Para Portugal, Maria de Lourdes Pintasilgo defendeu também a necessidade de invenção autónoma de um destino não rendido ao modelo único. Desde «a proposta de alterações e inovações governativas à luz das recomendações das Nações Unidas e das experiências de outros países, nos anos 70 (criação da Comissão da Condição Feminina, alterações no Direito da Família, etc.) , passando pelos votos de vencida dos Planos de Fomento (rejeição da lógica da competição como mola propulsora do arranque desenvolvimentista do pais e da adopção mimética do padrão da Europa desenvolvida como modelo a seguir), até ao enunciar das prioridades nacionais decorrentes do novo paradigma da qualidade de vida , Maria de Lourdes Pintasilgo defendeu para o país a inovação e criatividade de soluções baseadas, não na tecnologia, que no entanto não menosprezava, mas na “responsabilidade pelo bem de todos”, que ainda hoje não conseguimos vislumbrar.

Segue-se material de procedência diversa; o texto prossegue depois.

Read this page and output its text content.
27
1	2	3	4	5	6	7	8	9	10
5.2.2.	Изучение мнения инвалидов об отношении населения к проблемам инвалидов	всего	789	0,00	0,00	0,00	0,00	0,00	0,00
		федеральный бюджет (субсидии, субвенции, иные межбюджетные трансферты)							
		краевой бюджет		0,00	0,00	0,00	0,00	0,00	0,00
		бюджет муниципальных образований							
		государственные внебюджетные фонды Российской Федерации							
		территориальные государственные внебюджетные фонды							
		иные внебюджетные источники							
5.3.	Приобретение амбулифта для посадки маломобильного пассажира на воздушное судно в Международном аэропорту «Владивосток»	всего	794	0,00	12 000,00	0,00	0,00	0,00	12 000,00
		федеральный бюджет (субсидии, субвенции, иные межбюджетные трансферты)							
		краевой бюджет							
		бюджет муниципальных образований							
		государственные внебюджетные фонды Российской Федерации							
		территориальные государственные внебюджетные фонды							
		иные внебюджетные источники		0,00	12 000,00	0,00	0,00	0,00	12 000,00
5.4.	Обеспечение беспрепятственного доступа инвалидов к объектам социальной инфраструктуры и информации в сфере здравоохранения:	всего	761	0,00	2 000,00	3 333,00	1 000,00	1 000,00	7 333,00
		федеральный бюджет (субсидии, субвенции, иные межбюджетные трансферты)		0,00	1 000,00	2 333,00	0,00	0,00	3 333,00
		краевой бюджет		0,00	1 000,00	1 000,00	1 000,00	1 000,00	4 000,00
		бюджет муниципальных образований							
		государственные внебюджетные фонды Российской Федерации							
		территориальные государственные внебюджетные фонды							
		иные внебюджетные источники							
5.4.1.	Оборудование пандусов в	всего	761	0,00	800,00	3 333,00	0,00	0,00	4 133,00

Em síntese, destacaríamos como marcas do seu pensamento o carácter global que atribui às transformações sociais conducentes à melhoria da qualidade de vida, nas suas múltiplas dimensões, e a subsequente rejeição dos modelos tecnocráticos de desenvolvimento económico.
A adopção de uma abordagem de empowerment, não enquanto resultado da mera repartição no acesso a recursos, mas antes entendido como uma capacitação para a negociação do possível nas cidades futuras, marca também todo o pensamento de Maria de Lourdes Pintasilgo. A tomada de consciência crítica das desigualdades e o desenvolvimento de capacidades colectivas para reivindicar e lutar pelo que é considerado justo constituem, consequentemente, elementos fundamentais da sua perspectiva. Por fim, atravessa todos estes textos e, diríamos, a maior parte da sua obra escrita conhecida, a noção de que as mulheres, enquanto principais sujeitos do cuidar, têm um papel especial e único na construção participada de um devir melhor.